As the operation kept outgrowing itself, Gorman tore up the lawn, ran irrigation underground, and replaced rows of grass with raised beds. His wheelbarrow count crept from one to six. Weed barriers eventually went down along parts of the sidewalk, where they remain.

The business itself started by accident. Gorman put up a tent in the driveway and gave produce away of his own volition. As the giveaways became a regular thing and more neighbors started picking up bags, it began to look less like a hobby than a business. That was the version the city eventually noticed.

The Zoning Fight

Officials told Gorman the way he was selling from home did not match the zoning rules. He spent the weeks that followed preparing his appeal. The fight, by his account, was harder than anything he had taken on as a gardener.

At the November hearing, the residents who spoke described what the farm had meant to the neighborhood. The board voted unanimously to rescind the violation as a result. For Gorman, the win was confirmation that the work he had been doing was worth it after all.

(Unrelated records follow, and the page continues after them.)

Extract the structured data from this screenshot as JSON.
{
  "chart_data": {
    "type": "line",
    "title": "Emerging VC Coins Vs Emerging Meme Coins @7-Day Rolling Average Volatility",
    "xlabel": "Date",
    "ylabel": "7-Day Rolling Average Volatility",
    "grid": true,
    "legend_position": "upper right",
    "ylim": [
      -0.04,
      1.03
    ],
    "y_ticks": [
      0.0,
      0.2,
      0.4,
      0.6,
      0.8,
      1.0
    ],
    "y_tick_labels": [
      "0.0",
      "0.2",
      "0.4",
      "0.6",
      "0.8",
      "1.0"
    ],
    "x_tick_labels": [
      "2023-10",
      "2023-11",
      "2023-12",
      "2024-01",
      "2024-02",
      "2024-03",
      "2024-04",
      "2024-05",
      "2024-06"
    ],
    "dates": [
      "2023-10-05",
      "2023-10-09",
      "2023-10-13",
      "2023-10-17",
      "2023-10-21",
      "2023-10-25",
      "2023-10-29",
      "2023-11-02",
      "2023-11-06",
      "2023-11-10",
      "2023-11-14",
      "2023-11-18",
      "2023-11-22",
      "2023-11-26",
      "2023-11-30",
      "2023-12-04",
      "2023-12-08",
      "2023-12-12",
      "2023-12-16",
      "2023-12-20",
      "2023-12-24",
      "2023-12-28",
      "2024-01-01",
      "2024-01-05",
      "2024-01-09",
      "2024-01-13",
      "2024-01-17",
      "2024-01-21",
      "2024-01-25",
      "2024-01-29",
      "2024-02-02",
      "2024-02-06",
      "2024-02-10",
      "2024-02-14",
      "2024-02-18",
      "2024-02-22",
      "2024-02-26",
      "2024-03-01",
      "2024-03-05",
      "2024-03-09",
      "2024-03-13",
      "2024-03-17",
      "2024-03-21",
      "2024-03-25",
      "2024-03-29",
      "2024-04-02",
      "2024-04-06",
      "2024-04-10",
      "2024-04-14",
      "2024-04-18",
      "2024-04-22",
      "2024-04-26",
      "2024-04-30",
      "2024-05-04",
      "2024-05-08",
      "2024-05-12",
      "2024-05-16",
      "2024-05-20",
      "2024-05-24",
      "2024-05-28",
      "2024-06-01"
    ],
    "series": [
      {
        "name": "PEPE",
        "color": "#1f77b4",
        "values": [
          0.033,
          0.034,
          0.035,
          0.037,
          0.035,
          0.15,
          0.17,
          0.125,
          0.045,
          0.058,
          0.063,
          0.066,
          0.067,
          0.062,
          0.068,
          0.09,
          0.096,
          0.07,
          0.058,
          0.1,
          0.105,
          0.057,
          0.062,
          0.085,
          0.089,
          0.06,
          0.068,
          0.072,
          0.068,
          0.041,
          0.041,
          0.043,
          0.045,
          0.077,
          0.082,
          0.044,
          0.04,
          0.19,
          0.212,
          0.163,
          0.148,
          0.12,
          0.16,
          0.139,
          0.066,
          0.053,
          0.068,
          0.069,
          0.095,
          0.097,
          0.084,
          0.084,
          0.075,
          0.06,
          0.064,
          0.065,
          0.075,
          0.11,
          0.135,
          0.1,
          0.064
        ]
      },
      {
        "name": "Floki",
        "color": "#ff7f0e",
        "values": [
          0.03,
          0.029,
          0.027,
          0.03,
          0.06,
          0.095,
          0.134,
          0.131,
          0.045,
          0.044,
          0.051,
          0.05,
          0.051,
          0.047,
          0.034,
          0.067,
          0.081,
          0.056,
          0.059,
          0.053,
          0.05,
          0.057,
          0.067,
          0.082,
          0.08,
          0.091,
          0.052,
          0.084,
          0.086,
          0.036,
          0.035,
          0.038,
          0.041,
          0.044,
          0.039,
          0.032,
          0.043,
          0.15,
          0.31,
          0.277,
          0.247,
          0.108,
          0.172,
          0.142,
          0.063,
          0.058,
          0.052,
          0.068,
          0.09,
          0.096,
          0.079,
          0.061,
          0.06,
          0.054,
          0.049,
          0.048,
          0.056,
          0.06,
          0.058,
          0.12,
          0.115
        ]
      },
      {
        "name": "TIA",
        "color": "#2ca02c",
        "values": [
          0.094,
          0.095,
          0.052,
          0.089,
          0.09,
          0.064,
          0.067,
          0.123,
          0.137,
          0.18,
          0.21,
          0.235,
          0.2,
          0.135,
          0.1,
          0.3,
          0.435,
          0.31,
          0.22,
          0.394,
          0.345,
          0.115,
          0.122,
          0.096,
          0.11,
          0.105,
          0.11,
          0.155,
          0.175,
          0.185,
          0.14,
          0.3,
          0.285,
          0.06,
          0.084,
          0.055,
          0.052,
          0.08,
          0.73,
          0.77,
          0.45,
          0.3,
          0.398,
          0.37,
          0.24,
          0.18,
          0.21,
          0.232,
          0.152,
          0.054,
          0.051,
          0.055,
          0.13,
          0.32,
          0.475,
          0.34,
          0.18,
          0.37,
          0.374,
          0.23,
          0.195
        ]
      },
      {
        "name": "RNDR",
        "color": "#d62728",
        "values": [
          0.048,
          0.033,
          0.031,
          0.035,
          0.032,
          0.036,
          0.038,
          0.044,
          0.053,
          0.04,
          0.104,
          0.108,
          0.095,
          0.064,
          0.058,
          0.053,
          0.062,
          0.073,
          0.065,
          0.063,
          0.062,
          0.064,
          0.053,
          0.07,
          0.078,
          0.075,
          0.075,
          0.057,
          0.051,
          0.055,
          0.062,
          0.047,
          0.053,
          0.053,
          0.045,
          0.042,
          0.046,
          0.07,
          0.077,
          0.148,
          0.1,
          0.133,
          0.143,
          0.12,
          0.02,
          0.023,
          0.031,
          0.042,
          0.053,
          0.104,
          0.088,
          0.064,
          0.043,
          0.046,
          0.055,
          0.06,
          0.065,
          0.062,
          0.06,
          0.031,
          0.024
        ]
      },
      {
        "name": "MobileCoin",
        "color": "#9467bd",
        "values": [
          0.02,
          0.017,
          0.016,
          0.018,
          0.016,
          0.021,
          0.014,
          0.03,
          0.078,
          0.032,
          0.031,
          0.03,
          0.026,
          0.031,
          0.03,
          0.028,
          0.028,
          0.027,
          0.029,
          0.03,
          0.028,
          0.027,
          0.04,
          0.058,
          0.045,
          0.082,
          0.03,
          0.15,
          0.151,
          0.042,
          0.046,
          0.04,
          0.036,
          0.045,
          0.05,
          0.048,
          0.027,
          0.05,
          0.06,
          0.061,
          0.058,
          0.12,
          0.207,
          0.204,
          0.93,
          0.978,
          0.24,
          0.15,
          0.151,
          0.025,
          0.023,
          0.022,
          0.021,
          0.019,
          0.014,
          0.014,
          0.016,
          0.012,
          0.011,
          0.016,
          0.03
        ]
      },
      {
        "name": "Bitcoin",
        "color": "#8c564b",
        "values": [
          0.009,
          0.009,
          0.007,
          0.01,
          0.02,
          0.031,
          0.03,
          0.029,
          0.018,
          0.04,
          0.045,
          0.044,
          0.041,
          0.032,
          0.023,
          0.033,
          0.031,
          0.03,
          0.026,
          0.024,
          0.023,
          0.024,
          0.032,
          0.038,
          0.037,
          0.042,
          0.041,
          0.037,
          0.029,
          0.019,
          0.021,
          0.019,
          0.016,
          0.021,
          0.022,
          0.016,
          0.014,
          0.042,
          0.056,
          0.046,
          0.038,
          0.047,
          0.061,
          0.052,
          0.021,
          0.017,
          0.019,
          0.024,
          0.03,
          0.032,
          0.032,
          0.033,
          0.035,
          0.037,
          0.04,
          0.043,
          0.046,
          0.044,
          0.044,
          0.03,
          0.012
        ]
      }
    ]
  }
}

The most rewarding part of the operation used to be eating his own food, Gorman said. Now the most rewarding part is sharing it with others. He’s also said he hopes others see what he’s built on his own and try something at their own scale. In addition, he’s even planning a YouTube channel to walk people through it.

During the WCPO interview, a woman walking by with a stroller stopped to tell Gorman he had already inspired her husband to build four raised beds at home. That, in Gorman’s view, is the whole point of everything he’s worked for so far. Owning dozens of acres, he has said, has nothing to do with whether a person can grow real food. And he plans to continue his work, no matter what challenges he ends up facing.